HeidelTime / heideltime

A multilingual, cross-domain temporal tagger developed at the Database Systems Research Group at Heidelberg University.
GNU General Public License v3.0
343 stars 67 forks source link

Incorrect resolved "2nd or 3rd century BC" -> 01 (AD) #47

Open kno10 opened 7 years ago

kno10 commented 7 years ago

This is the example for date_historic_5c-BCADhint, but it is incorrectly resolved.

The problem is the overlap handling. We have four matches here:

the tail is correctly resolved as the BC match is longer. But in the top part, the matching range is set to the beginning only. By the current logic, this is an exact duplicate. I suggest to prefer the longer timex value (if different), i.e. BC01 over 01 assuming that it is a more complex match:

else if (t1.getTimexValue().length() > t2.getTimexValue().length()) {
  hsTimexesToRemove.add(t2);
}

(for the diff in my branch, see: b637df326de93fb21f1433b89a7ee8b9a008773b)

JannikStroetgen commented 7 years ago

I would not use the longer one in general here. But the correct should be selected if the rules are processed in the correct order. I'll check that...

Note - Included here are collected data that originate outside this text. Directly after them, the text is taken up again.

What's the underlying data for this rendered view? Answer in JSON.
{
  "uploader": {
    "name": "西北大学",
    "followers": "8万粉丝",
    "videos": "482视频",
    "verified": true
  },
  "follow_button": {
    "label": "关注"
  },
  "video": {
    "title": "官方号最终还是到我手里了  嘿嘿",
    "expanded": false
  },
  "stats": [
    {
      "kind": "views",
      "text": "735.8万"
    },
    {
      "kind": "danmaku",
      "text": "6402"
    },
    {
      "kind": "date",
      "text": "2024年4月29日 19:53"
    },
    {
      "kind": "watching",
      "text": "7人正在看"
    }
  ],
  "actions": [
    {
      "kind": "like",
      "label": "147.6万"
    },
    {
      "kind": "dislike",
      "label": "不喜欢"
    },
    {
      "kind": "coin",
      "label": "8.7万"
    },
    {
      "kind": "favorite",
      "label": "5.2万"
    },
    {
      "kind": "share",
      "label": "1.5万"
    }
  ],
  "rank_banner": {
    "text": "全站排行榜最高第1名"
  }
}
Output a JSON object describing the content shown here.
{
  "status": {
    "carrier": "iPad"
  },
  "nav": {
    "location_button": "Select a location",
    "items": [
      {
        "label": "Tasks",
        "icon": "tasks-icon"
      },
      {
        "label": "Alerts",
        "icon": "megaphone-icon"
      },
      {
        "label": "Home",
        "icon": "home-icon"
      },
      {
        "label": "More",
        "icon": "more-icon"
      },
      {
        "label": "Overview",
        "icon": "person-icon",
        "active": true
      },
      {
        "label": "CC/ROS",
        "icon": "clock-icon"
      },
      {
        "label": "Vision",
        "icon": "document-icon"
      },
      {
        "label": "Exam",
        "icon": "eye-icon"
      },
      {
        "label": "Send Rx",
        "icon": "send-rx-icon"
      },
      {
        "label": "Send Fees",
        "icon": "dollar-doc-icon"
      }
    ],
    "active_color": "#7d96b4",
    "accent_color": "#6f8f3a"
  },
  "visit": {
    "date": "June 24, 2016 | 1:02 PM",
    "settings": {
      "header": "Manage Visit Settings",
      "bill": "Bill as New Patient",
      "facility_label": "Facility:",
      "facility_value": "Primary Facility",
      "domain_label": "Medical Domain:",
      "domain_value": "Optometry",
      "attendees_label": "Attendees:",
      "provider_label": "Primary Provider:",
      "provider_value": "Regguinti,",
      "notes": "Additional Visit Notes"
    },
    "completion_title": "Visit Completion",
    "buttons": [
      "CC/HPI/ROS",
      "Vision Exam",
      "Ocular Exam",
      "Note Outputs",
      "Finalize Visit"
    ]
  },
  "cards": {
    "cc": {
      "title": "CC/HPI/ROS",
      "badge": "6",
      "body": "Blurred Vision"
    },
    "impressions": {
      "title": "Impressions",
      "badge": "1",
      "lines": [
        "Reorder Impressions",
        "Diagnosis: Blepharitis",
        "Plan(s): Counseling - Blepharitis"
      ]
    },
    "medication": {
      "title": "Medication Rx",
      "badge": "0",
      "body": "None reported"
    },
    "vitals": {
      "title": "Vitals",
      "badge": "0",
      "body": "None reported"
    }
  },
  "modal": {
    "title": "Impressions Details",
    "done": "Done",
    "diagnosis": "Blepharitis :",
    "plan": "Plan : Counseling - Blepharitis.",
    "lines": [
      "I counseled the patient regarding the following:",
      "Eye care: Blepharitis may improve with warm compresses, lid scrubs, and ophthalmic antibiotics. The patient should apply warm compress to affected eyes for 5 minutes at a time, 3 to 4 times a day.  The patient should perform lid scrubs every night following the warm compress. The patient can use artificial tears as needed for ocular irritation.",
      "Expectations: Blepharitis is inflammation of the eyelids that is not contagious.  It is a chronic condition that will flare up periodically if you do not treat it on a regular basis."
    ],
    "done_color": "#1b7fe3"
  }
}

kno10 commented 7 years ago

I may well have changed the order in my branch. I got rid of the hash maps; and store them in a list instead. There I order the rules alphabetically - are they supposed to be executed in the order they are in the input file?

My branch now is much faster. I cut the time from processing all of Wikipedia from 20 hours to less than 6 hours. One of the things I removed is the call Toolbox.sortByValue(hmPattern) for every sentence again. But for all I can tell, this sorts rules lexically (which would place rule_20 before rule_3); so both my branch and the original branch use the same order. Also, file order does not solve this correctly (the -BCAD rules are fairly early). I would need to move the historic rules after the other positive rules section.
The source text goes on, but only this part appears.